A local law office manager contacted me recently with this dilemma:
Reader Question
If I format the column as a date column so that my dates look like 05/12/16, all is well as long as I put in the slashes. I’ve got tons of dates to input and if I could simply put in 051216 and let IT put in the slashes, that would be wonderful – but when I do enter 051216, Excel changes it to 03/21/40. What’s it doing and how can I fix this?
Normally, speedy data entry isn’t a problem in Excel. As long as you set up the “where the cursor goes after you hit Enter” setting correctly, you can just type away.
Dates, however, are a bit of a pain in the … neck. As our hapless office manager has noted.
Unfortunately, what she was bumping into is this: behind the scenes, Excel stores a date as a sequential number, so if you type in a number, it’ll just try to translate it into a date.
If you’ve got a ton of dates to input, there’s a workaround. You’ll need two columns:
- a column to type your date in without the slashes or dashes, and
- another column to “translate” that into a date format.
The “data entry” column would need to be formatted as text so you wouldn’t lose your leading 0, etc. when you type in “05122016”. (Yes, you’d need to type in a 4-digit year.)
The second column, formatted as dates, would need to contain a formula like this:
=DATE((MID($A1,5,4)),(MID($A1,1,2)),(MID($A1,3,2)))

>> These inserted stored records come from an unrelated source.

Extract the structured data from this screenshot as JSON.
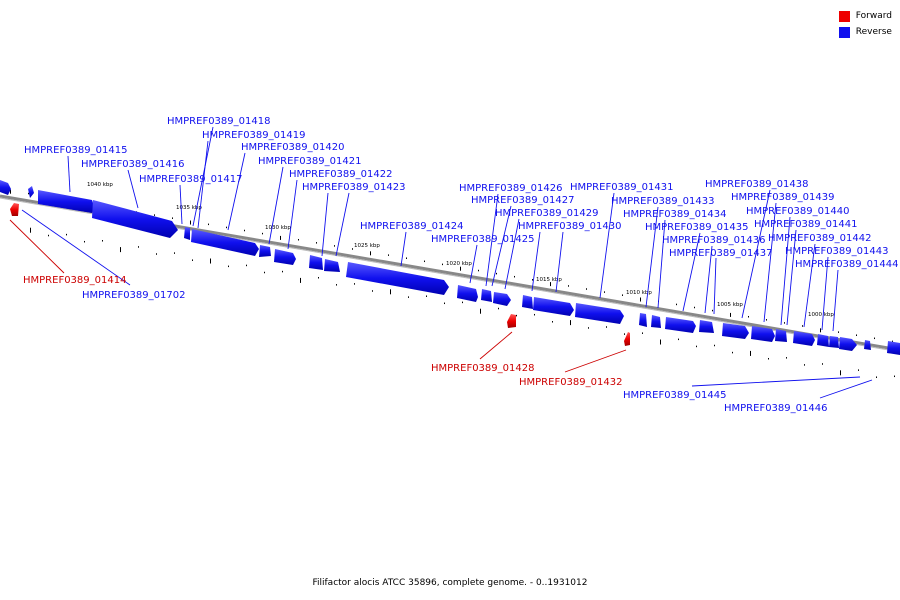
{
  "legend": {
    "forward_label": "Forward",
    "reverse_label": "Reverse",
    "forward_color": "#ee0000",
    "reverse_color": "#1010ee"
  },
  "caption": "Filifactor alocis ATCC 35896, complete genome. - 0..1931012",
  "scale_labels": [
    "1040 kbp",
    "1035 kbp",
    "1030 kbp",
    "1025 kbp",
    "1020 kbp",
    "1015 kbp",
    "1010 kbp",
    "1005 kbp",
    "1000 kbp"
  ],
  "genes_reverse": [
    "HMPREF0389_01415",
    "HMPREF0389_01416",
    "HMPREF0389_01417",
    "HMPREF0389_01418",
    "HMPREF0389_01419",
    "HMPREF0389_01420",
    "HMPREF0389_01421",
    "HMPREF0389_01422",
    "HMPREF0389_01423",
    "HMPREF0389_01424",
    "HMPREF0389_01425",
    "HMPREF0389_01426",
    "HMPREF0389_01427",
    "HMPREF0389_01429",
    "HMPREF0389_01430",
    "HMPREF0389_01431",
    "HMPREF0389_01433",
    "HMPREF0389_01434",
    "HMPREF0389_01435",
    "HMPREF0389_01436",
    "HMPREF0389_01437",
    "HMPREF0389_01438",
    "HMPREF0389_01439",
    "HMPREF0389_01440",
    "HMPREF0389_01441",
    "HMPREF0389_01442",
    "HMPREF0389_01443",
    "HMPREF0389_01444",
    "HMPREF0389_01702",
    "HMPREF0389_01445",
    "HMPREF0389_01446"
  ],
  "genes_forward": [
    "HMPREF0389_01414",
    "HMPREF0389_01428",
    "HMPREF0389_01432"
  ]
}
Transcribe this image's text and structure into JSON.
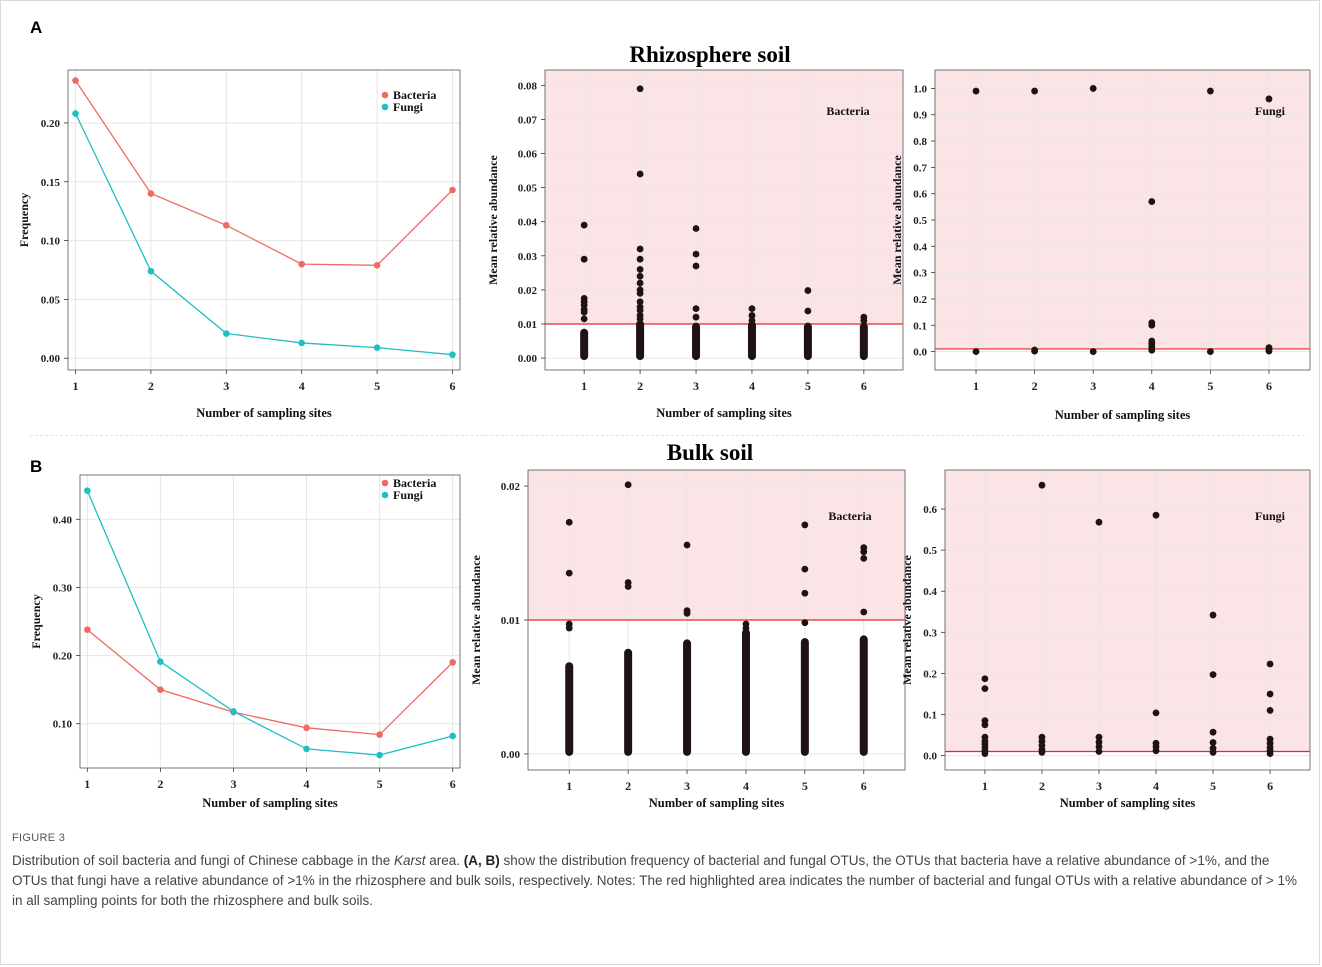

… assuming column “A” is your data entry column and your data entry row starts with “1”.
That will extract out the four digits of the year, the two digits of the month, and the two digits of the day from your data entry column and transform them into a date.
You could then hide the data entry column in your final report (but you can’t delete it entirely unless you copy the values from your Date column into another column).